2010-01-18 23:58:12

by bugzilla-daemon

[permalink] [raw]
Subject: [Bug 14830] When other IO is running sync times go to 10 to 20 minutes

http://bugzilla.kernel.org/show_bug.cgi?id=14830





--- Comment #3 from Michael Godfrey <[email protected]> 2010-01-18 23:58:09 ---
>This problem prevents production use of systems using this kernel.

>evokes a question: Do you have a kernel which behaved better for you? Which
>one?

Yes. RHEL5.4 does not show this problem. It is the production
system that works in this environment.

The response above is disappointing. Is sync response of 20 minutes,
including several task timeouts to be considered "normal?"

>If you think the time is inappropriately long, we can have a look at it
>but for that we'd need much more details like amount and nature of data writen
>(many small files vs a few large ones), time it takes sync to complete, speed
>of disks for sequential IO...

I am sorry to have to tell you that in this environment we do not
deal in exclusively small or large files, we actually have quite a
few of both. When an rsync which transfers about 50GB of files of
various sizes is running, the hung condition is continuous until the rsync
completes. This is just a pretty typical load. You could try it
yourself. No special sizes of files are required. I think I
mentioned that the ext4 LVM is a RAID 50 3ware 9650SE-8LPML,
with 8 2T drives.
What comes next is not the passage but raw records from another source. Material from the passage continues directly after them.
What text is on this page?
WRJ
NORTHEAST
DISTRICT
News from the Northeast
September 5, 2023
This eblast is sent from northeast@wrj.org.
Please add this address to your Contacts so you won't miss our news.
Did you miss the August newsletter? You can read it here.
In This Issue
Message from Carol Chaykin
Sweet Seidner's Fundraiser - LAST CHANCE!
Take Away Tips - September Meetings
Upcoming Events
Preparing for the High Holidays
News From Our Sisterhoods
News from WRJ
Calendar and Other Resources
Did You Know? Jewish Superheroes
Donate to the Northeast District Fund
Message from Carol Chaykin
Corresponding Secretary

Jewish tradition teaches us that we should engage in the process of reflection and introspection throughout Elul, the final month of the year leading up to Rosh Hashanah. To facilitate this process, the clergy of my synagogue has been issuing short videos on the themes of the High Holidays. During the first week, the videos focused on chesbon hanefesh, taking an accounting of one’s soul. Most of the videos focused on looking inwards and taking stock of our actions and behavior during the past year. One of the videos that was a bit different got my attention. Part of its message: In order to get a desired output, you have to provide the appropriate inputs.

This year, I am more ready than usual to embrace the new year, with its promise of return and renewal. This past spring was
Its throughput for reading and writing is good
when the system is not locked up.

--
Configure bugmail: http://bugzilla.kernel.org/userprefs.cgi?tab=email
------- You are receiving this mail because: -------
You are watching the assignee of the bug.


2010-01-19 17:24:40

by Chris Lee

[permalink] [raw]
Subject: Re: [Bug 14830] When other IO is running sync times go to 10 to 20 minutes



[email protected] wrote:
> http://bugzilla.kernel.org/show_bug.cgi?id=14830
>
>
>
>
>
> --- Comment #3 from Michael Godfrey <[email protected]> 2010-01-18 23:58:09 ---
>
>> This problem prevents production use of systems using this kernel.
>>
>
>
>> evokes a question: Do you have a kernel which behaved better for you? Which
>> one?
>>
>
> Yes. RHEL5.4 does not show this problem. It is the production
> system that works in this environment.
>
> The response above is disappointing. Is sync response of 20 minutes,
> including several task timeouts to be considered "normal?"
>
>
>> If you think the time is inappropriately long, we can have a look at it
>> but for that we'd need much more details like amount and nature of data writen
>> (many small files vs a few large ones), time it takes sync to complete, speed
>> of disks for sequential IO...
>>
>
> I am sorry to have to tell you that in this environment we do not
> deal in exclusively small or large files, we actually have quite a
> few of both. When an rsync which transfers about 50GB of files of
> various sizes is running, the hung condition is continuous until the rsync
> completes. This is just a pretty typical load. You could try it
> yourself. No special sizes of files are required. I think I
> mentioned that the ext4 LVM is a RAID 50 3ware 9650SE-8LPML,
> with 8 2T drives. Its throughput for reading and writing is good
> when the system is not locked up.
>
>
Is it possible that it is something allong the lines of what is
described at this link:
http://notemagnet.blogspot.com/2008/08/linux-write-cache-mystery.html

If so a runtime adjustment might help you out.

Chris.